To facilitate more proactive management of CHD, many practices developed multidisciplinary teams, often comprising the practice manager, a nurse and the GP. The development of teams led to a clearer sense of shared ownership in the care of CHD patients. The teams worked together to implement guidelines and protocols, and to develop and use computer templates for delivery of consistent care and proactive call and recall systems.
Because the NPCC was not pushing cookie-cutter solutions for better CHD care on PCTs and practices, there was variation in the approaches taken within the parameters of the framework. But most practices agreed that getting nurses more involved was the right idea. The majority of practices chose to transfer much of the CHD care to nurses.
In some cases, this involved freeing up nurse by altering other responsibilities, or expanding other roles such as phlebotomists or health care assistants.
In the Easington PCT, for instance, nurses led the work on improving CHD care. The nurse team there developed a PCT-wide strategy for structured care for patients with CHD that called for a partnership approach to providing comprehensive care across all settings. The team also supported the development of nurse-led clinics for CHD patients; developed templates for gathering information and protocols for ensuring consistently managed care; and implemented a system of audits and a strategy to meet training needs.
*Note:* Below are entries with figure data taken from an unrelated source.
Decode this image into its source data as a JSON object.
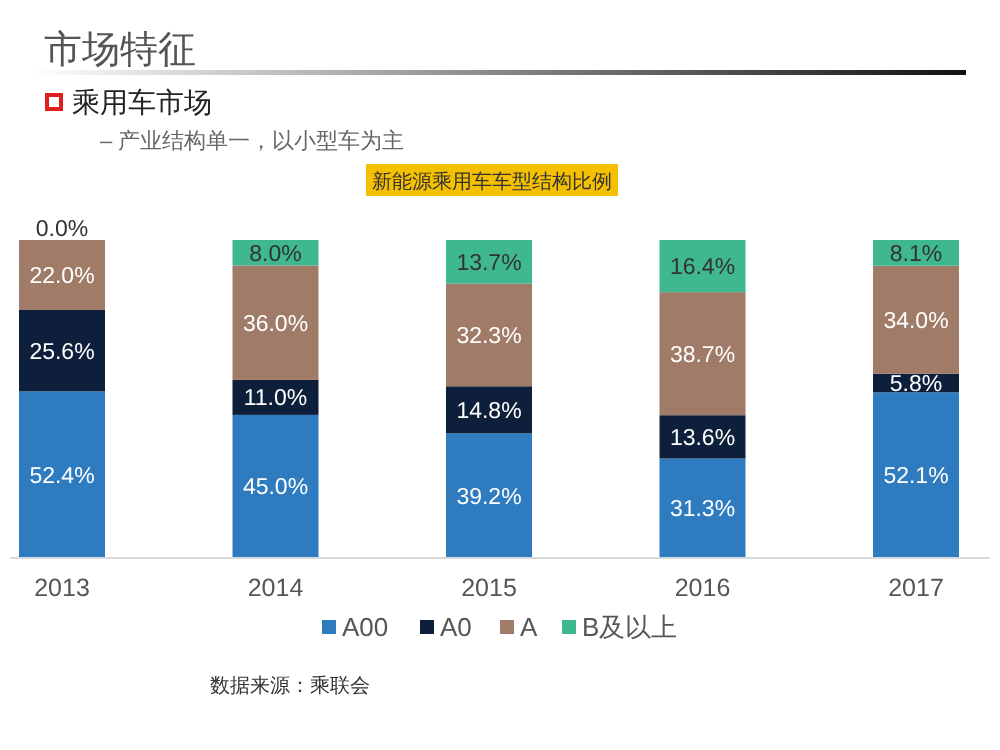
{
  "chart_data": {
    "type": "bar",
    "stacked": true,
    "title": "市场特征",
    "subtitle": "乘用车市场",
    "annotations": [
      "– 产业结构单一，以小型车为主",
      "新能源乘用车车型结构比例",
      "数据来源：乘联会"
    ],
    "categories": [
      "2013",
      "2014",
      "2015",
      "2016",
      "2017"
    ],
    "series": [
      {
        "name": "A00",
        "color": "#2e7bbf",
        "values": [
          52.4,
          45.0,
          39.2,
          31.3,
          52.1
        ],
        "value_labels": [
          "52.4%",
          "45.0%",
          "39.2%",
          "31.3%",
          "52.1%"
        ]
      },
      {
        "name": "A0",
        "color": "#0d1f3a",
        "values": [
          25.6,
          11.0,
          14.8,
          13.6,
          5.8
        ],
        "value_labels": [
          "25.6%",
          "11.0%",
          "14.8%",
          "13.6%",
          "5.8%"
        ]
      },
      {
        "name": "A",
        "color": "#a07c68",
        "values": [
          22.0,
          36.0,
          32.3,
          38.7,
          34.0
        ],
        "value_labels": [
          "22.0%",
          "36.0%",
          "32.3%",
          "38.7%",
          "34.0%"
        ]
      },
      {
        "name": "B及以上",
        "color": "#3fb88f",
        "values": [
          0.0,
          8.0,
          13.7,
          16.4,
          8.1
        ],
        "value_labels": [
          "0.0%",
          "8.0%",
          "13.7%",
          "16.4%",
          "8.1%"
        ]
      }
    ],
    "legend": "bottom"
  }
}
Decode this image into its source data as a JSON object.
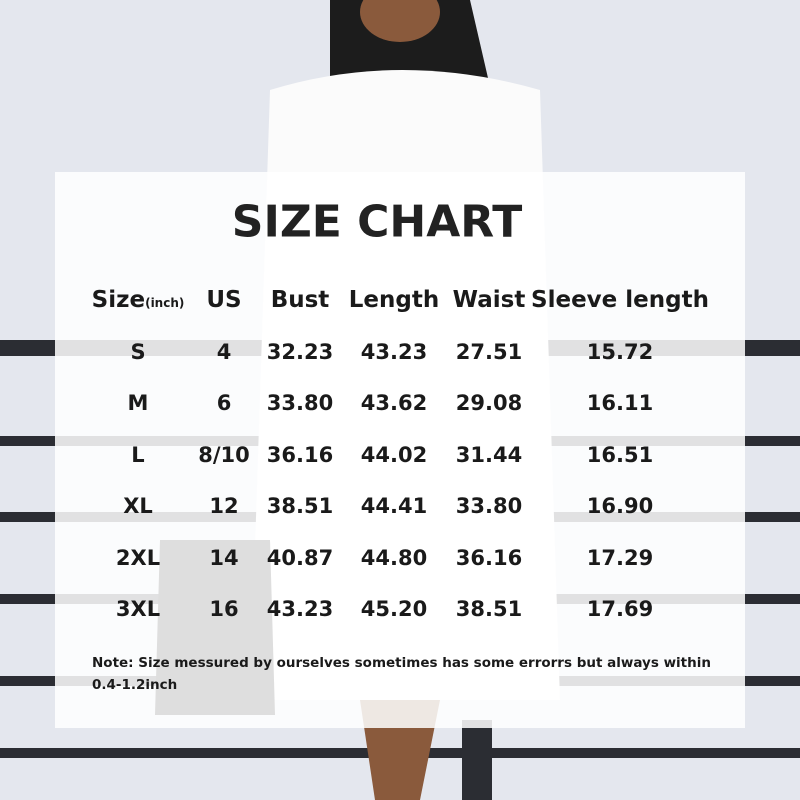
{
  "title": "SIZE CHART",
  "header": {
    "size_label": "Size",
    "size_unit": "(inch)",
    "columns": [
      "US",
      "Bust",
      "Length",
      "Waist",
      "Sleeve length"
    ]
  },
  "table": {
    "rows": [
      [
        "S",
        "4",
        "32.23",
        "43.23",
        "27.51",
        "15.72"
      ],
      [
        "M",
        "6",
        "33.80",
        "43.62",
        "29.08",
        "16.11"
      ],
      [
        "L",
        "8/10",
        "36.16",
        "44.02",
        "31.44",
        "16.51"
      ],
      [
        "XL",
        "12",
        "38.51",
        "44.41",
        "33.80",
        "16.90"
      ],
      [
        "2XL",
        "14",
        "40.87",
        "44.80",
        "36.16",
        "17.29"
      ],
      [
        "3XL",
        "16",
        "43.23",
        "45.20",
        "38.51",
        "17.69"
      ]
    ]
  },
  "note": "Note:  Size messured by ourselves sometimes has some errorrs but always within 0.4-1.2inch"
}
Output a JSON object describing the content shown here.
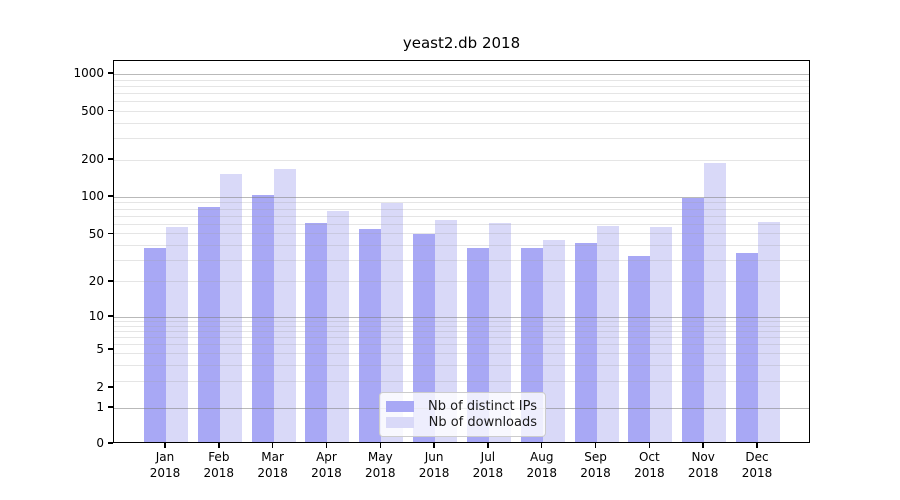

The Nelson Fold Practice in Salford PCT implemented an innovative program of calling patients around their birthdays to invite them to come in for an annual Heart Check. The practice also sends patients Happy Birthday invitations to remind them of the importance of keeping the appointment. Early results show the program is improving compliance.
A practice in the Ealing PCT was experiencing significant problems with non-attendance for CHD reviews. So they developed a telephone template that is used by nurses who call "no-shows," and gather information over the phone about the patient’s health, medication compliance and lifestyle.
Spinney Surgery in Huntingdonshire PCT targeted male patients are risk for CHD. They held a Men’s Health Evening, providing cholesterol, blood pressure and glucose testing stations, and dispensing advice about diet and exercise.
The successes realized by practices such as these throughout the United Kingdom are, in Oldham’s words, "staggering." And hitting those targets represents more than just academic success: it represents the most important health care success of all: saving patients’ lives.